Essa estrutura consistia, basicamente, em uma grande aposta, a qual visava a garantir um financiamento por sete anos da Merrill Lynch, banco norte-americano de investimentos e provedor de outros serviços financeiros, de $525 milhões de dólares, o qual permitiria a criação do estúdio. Como garantia, a Marvel arriscou os direitos de 10 de seus personagens: Capitão América, Os Vingadores, Nick Fury, Pantera Negra, Homem-Formiga, Manto & Adaga, Doutor Estranho, Gavião Arqueiro, Quarteto Futuro e Shang-Chi. Portanto, caso o plano da firma falhasse, eles teriam perdido os direitos de todos esses personagens e o UCM que conhecemos hoje seria apenas uma ideia promissora.


Nesse contexto, durante o ano de 2008, o primeiro filme do UCM foi lançado: Homem de Ferro. O longa-metragem foi financiado com o dinheiro investido pelo banco, custando $140 milhões de dólares em valores da época. A situação era precária, já que, aparentemente, mais de 30 roteiristas recusaram o projeto pela pressão de tornar popular um personagem tão obscuro, uma vez que ele era alcoólatra e tinha um estilo de vida polêmico.

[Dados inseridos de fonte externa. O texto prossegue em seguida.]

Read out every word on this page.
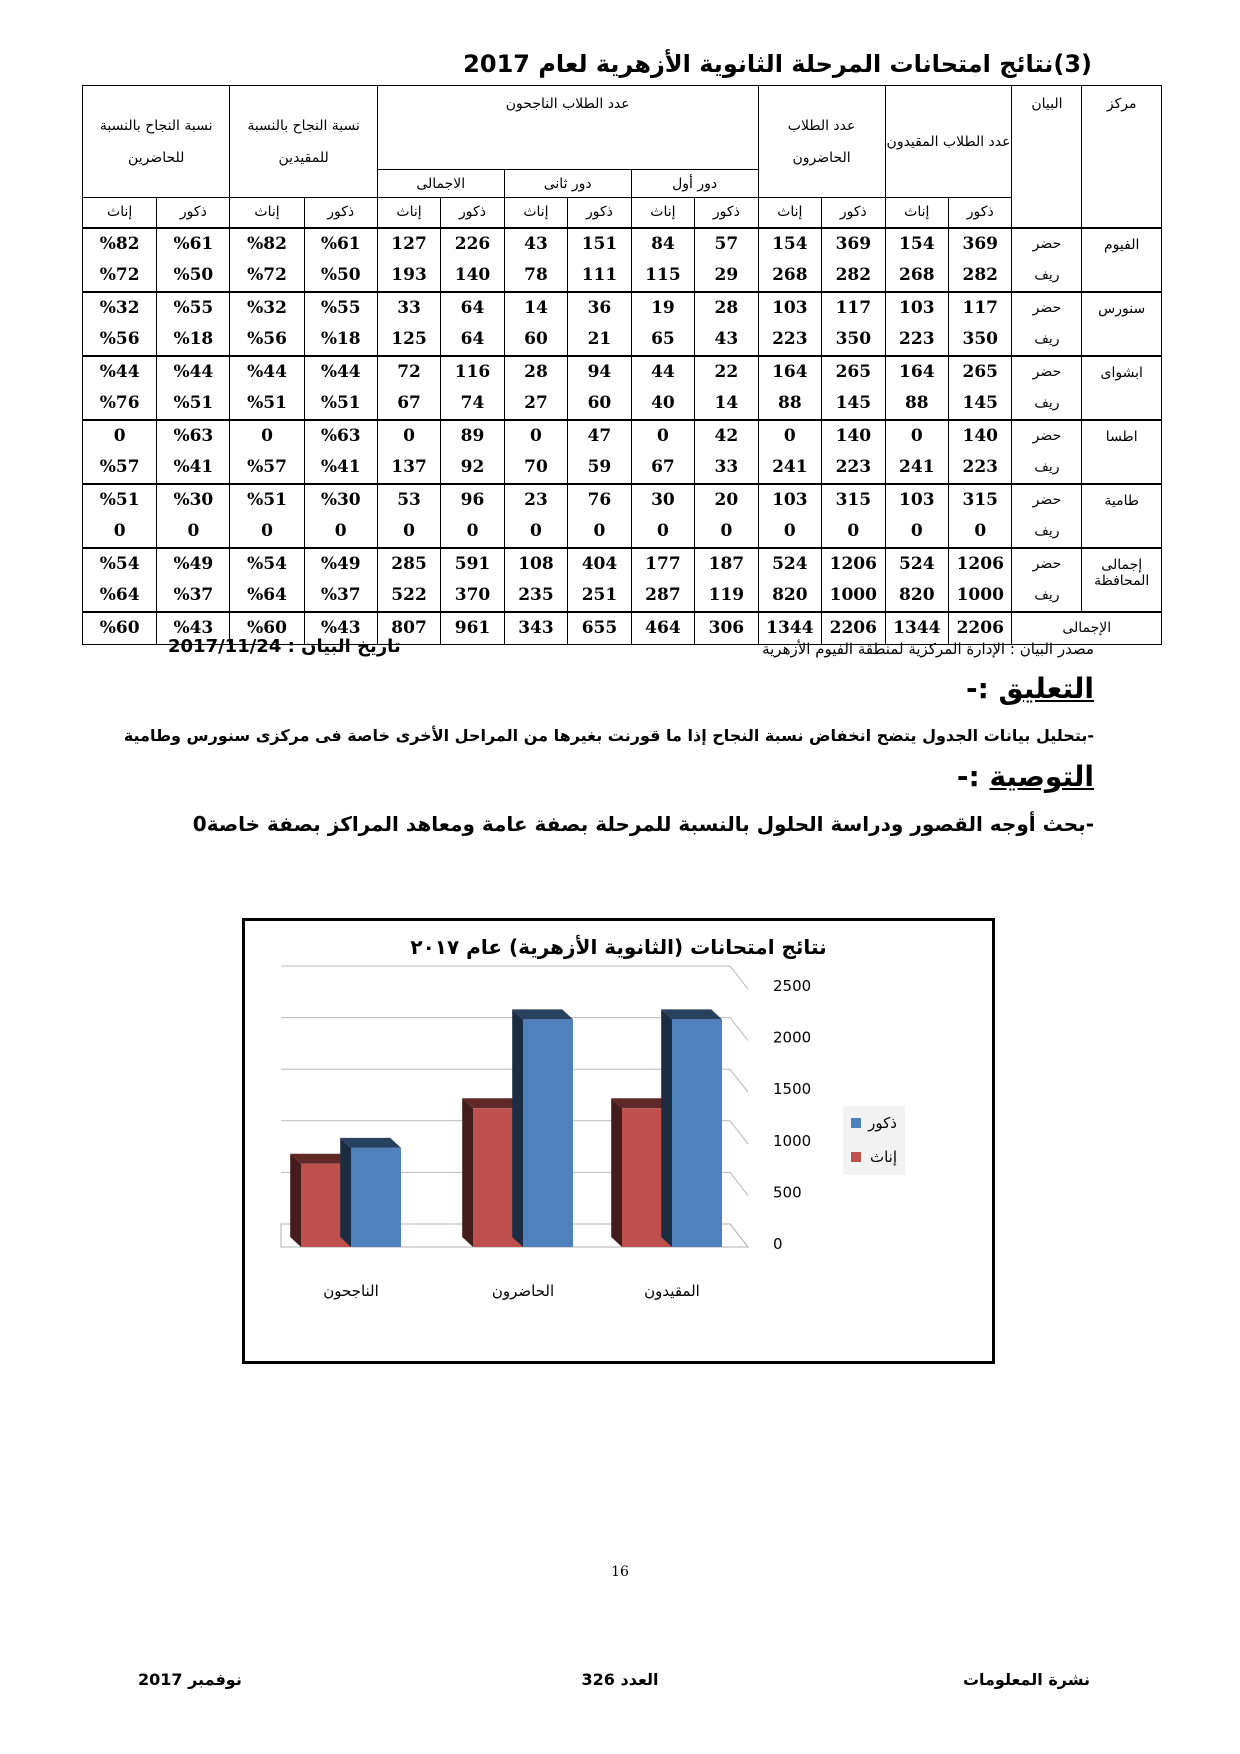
(3)نتائج امتحانات المرحلة الثانوية الأزهرية لعام 2017
مركز	البيان	عدد الطلاب المقيدون		عدد الطلاب الحاضرون		عدد الطلاب الناجحون						نسبة النجاح بالنسبة للمقيدين		نسبة النجاح بالنسبة للحاضرين	
						دور أول		دور ثانى		الاجمالى					
		ذكور	إناث	ذكور	إناث	ذكور	إناث	ذكور	إناث	ذكور	إناث	ذكور	إناث	ذكور	إناث
الفيوم	حضر	369	154	369	154	57	84	151	43	226	127	%61	%82	%61	%82
	ريف	282	268	282	268	29	115	111	78	140	193	%50	%72	%50	%72
سنورس	حضر	117	103	117	103	28	19	36	14	64	33	%55	%32	%55	%32
	ريف	350	223	350	223	43	65	21	60	64	125	%18	%56	%18	%56
ابشواى	حضر	265	164	265	164	22	44	94	28	116	72	%44	%44	%44	%44
	ريف	145	88	145	88	14	40	60	27	74	67	%51	%51	%51	%76
اطسا	حضر	140	0	140	0	42	0	47	0	89	0	%63	0	%63	0
	ريف	223	241	223	241	33	67	59	70	92	137	%41	%57	%41	%57
طامية	حضر	315	103	315	103	20	30	76	23	96	53	%30	%51	%30	%51
	ريف	0	0	0	0	0	0	0	0	0	0	0	0	0	0
إجمالى المحافظة	حضر	1206	524	1206	524	187	177	404	108	591	285	%49	%54	%49	%54
	ريف	1000	820	1000	820	119	287	251	235	370	522	%37	%64	%37	%64
الإجمالى		2206	1344	2206	1344	306	464	655	343	961	807	%43	%60	%43	%60
مصدر البيان : الإدارة المركزية لمنطقة الفيوم الأزهرية
تاريخ البيان : 2017/11/24
التعليق :-
-بتحليل بيانات الجدول يتضح انخفاض نسبة النجاح إذا ما قورنت بغيرها من المراحل الأخرى خاصة فى مركزى سنورس وطامية
التوصية :-
-بحث أوجه القصور ودراسة الحلول بالنسبة للمرحلة بصفة عامة ومعاهد المراكز بصفة خاصة0
نتائج امتحانات (الثانوية الأزهرية) عام ٢٠١٧
0
500
1000
1500
2000
2500
المقيدون
الحاضرون
الناجحون
ذكور
إناث
16
نشرة المعلومات
العدد 326
نوفمبر 2017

No entanto, contrariando algumas expectativas, a produção foi um sucesso absoluto - o filme arrecadou cerca de 585 milhões de dólares em bilheteria - e, após algumas tentativas, a companhia readquiriu os direitos sobre os personagens que estavam sendo utilizados como garantia.

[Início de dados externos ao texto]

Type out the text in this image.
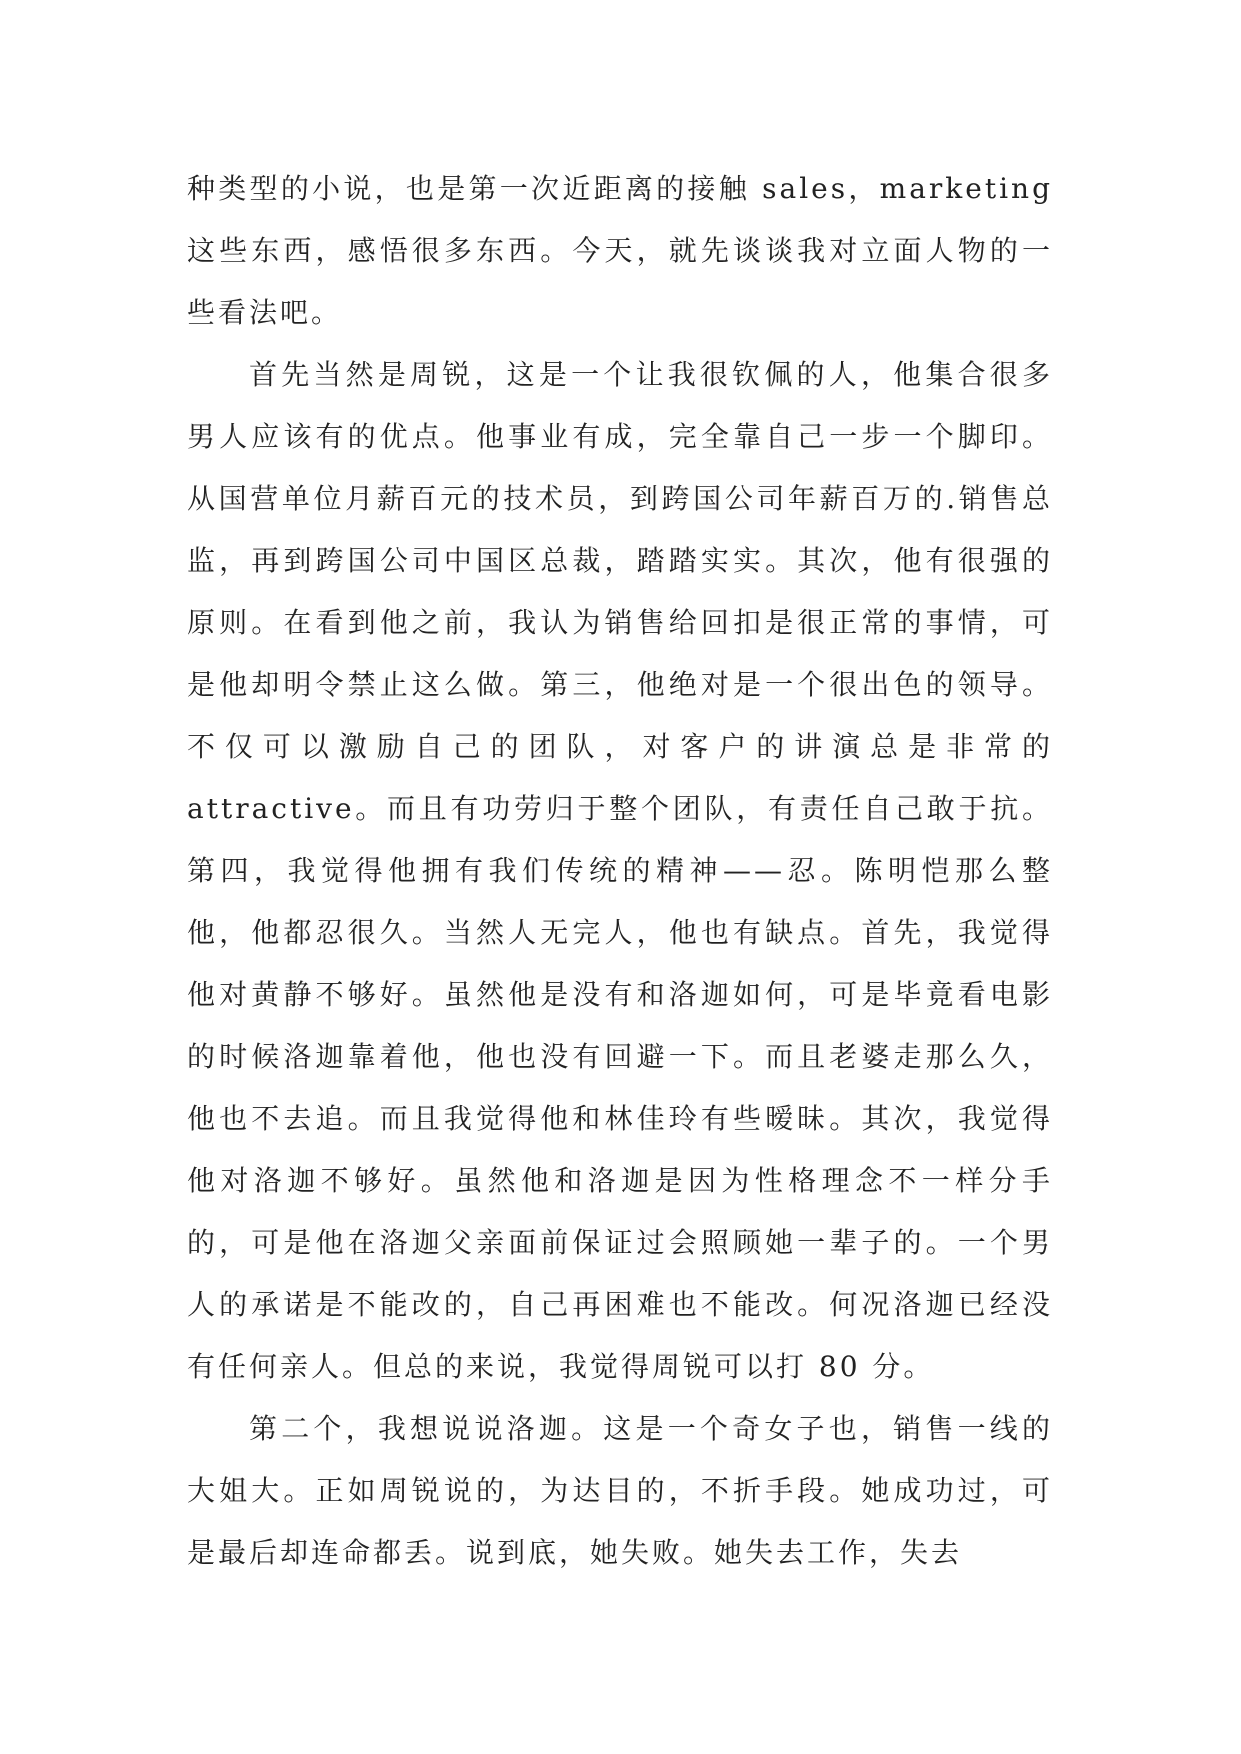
种类型的小说，也是第一次近距离的接触 sales，marketing 这些东西，感悟很多东西。今天，就先谈谈我对立面人物的一些看法吧。

首先当然是周锐，这是一个让我很钦佩的人，他集合很多男人应该有的优点。他事业有成，完全靠自己一步一个脚印。从国营单位月薪百元的技术员，到跨国公司年薪百万的.销售总监，再到跨国公司中国区总裁，踏踏实实。其次，他有很强的原则。在看到他之前，我认为销售给回扣是很正常的事情，可是他却明令禁止这么做。第三，他绝对是一个很出色的领导。不仅可以激励自己的团队，对客户的讲演总是非常的 attractive。而且有功劳归于整个团队，有责任自己敢于抗。第四，我觉得他拥有我们传统的精神——忍。陈明恺那么整他，他都忍很久。当然人无完人，他也有缺点。首先，我觉得他对黄静不够好。虽然他是没有和洛迦如何，可是毕竟看电影的时候洛迦靠着他，他也没有回避一下。而且老婆走那么久，他也不去追。而且我觉得他和林佳玲有些暧昧。其次，我觉得他对洛迦不够好。虽然他和洛迦是因为性格理念不一样分手的，可是他在洛迦父亲面前保证过会照顾她一辈子的。一个男人的承诺是不能改的，自己再困难也不能改。何况洛迦已经没有任何亲人。但总的来说，我觉得周锐可以打 80 分。

第二个，我想说说洛迦。这是一个奇女子也，销售一线的大姐大。正如周锐说的，为达目的，不折手段。她成功过，可是最后却连命都丢。说到底，她失败。她失去工作，失去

A aquisição feita pela Disney


Um ano depois do lançamento do primeiro filme, a Walt Disney Company comprou a Marvel por $4,3 bilhões de dólares – muito mais do que ela teria valido cinco anos antes, porém, muito menos do que ela viria a valer. Apesar do que se imagina, o motivo da venda não foi falência ou algo do tipo, mas, sim, uma negociação pensada no futuro da empresa. Afinal, a partir de então, a firma não precisaria mais criar de maneira independente os seus filmes, contando com a ajuda de um grupo gigantesco e de referência no ramo. Dessa forma, o projeto se tornou um dos mais bem sucedidos da história do entretenimento.

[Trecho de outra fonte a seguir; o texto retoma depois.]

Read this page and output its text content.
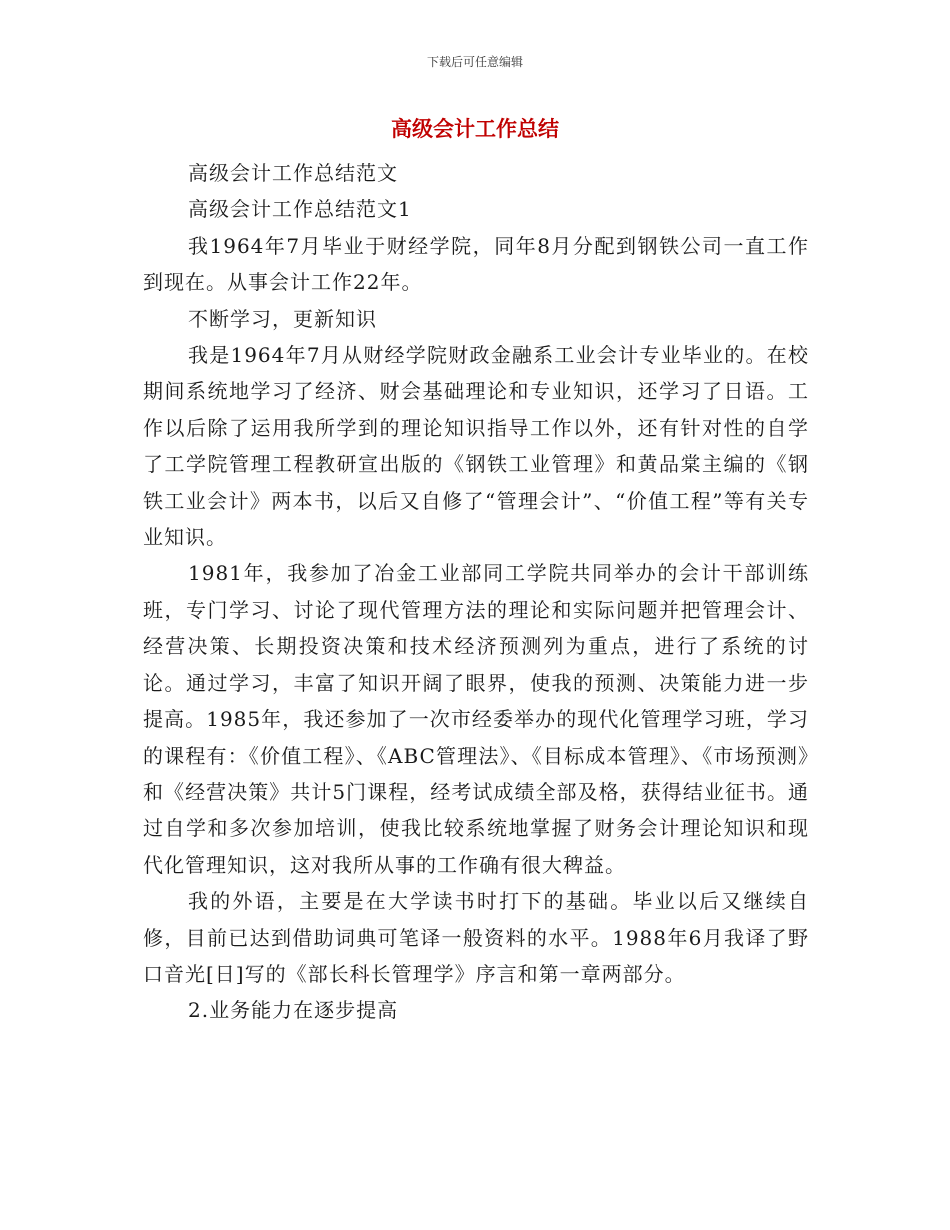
下载后可任意编辑
高级会计工作总结

高级会计工作总结范文

高级会计工作总结范文1

我1964年7月毕业于财经学院，同年8月分配到钢铁公司一直工作到现在。从事会计工作22年。

不断学习，更新知识

我是1964年7月从财经学院财政金融系工业会计专业毕业的。在校期间系统地学习了经济、财会基础理论和专业知识，还学习了日语。工作以后除了运用我所学到的理论知识指导工作以外，还有针对性的自学了工学院管理工程教研宣出版的《钢铁工业管理》和黄品棠主编的《钢铁工业会计》两本书，以后又自修了“管理会计”、“价值工程”等有关专业知识。

1981年，我参加了冶金工业部同工学院共同举办的会计干部训练班，专门学习、讨论了现代管理方法的理论和实际问题并把管理会计、经营决策、长期投资决策和技术经济预测列为重点，进行了系统的讨论。通过学习，丰富了知识开阔了眼界，使我的预测、决策能力进一步提高。1985年，我还参加了一次市经委举办的现代化管理学习班，学习的课程有：《价值工程》、《ABC管理法》、《目标成本管理》、《市场预测》和《经营决策》共计5门课程，经考试成绩全部及格，获得结业征书。通过自学和多次参加培训，使我比较系统地掌握了财务会计理论知识和现代化管理知识，这对我所从事的工作确有很大稗益。

我的外语，主要是在大学读书时打下的基础。毕业以后又继续自修，目前已达到借助词典可笔译一般资料的水平。1988年6月我译了野口音光[日]写的《部长科长管理学》序言和第一章两部分。

2.业务能力在逐步提高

Desde então, os filmes da Marvel vêm marcando a história do cinema mundial, visto que contam com uma legião de fãs, os quais fazem questão de comparecer às pré-estreias e acabam trazendo um grande retorno financeiro para a firma. Por esse motivo, é possível observar que quatro das dez maiores bilheterias da história do cinema mundial pertencem ao UCM, deixando claro o sucesso do plano de venda, que foi capaz de combinar a genialidade dos editores e produtores da Marvel Comics com os efeitos especiais e a ótima direção da Walt Disney Company.


A entrada no mundo dos streamings


O Universo Cinematográfico Marvel não se restringe, somente, aos filmes. Séries como "Agentes da SHIELD”, “WandaVision” e “Loki” agem como uma ligação entre as adaptações para o cinema, se aprofundando em fatos que foram abordados superficialmente ou que nem chegaram a ser comentados nos filmes, enriquecendo ainda mais o universo compartilhado.


A Netflix, um dos principais canais de streaming⁵ da atualidade, foi a primeira a produzir séries baseadas nos quadrinhos da Marvel, com a elaboração de “Demolidor”, por exemplo. Isso foi possível devido a um acordo entre ambas em 2013, permitindo a inserção do UCM em meios de comunicação que não fossem o cinema. A partir disso, essa parceria acabou trazendo ótimos resultados na época, visto que as séries elaboradas pela Netflix fizeram um grande sucesso com o público e algumas delas foram, até mesmo, renovadas para mais temporadas.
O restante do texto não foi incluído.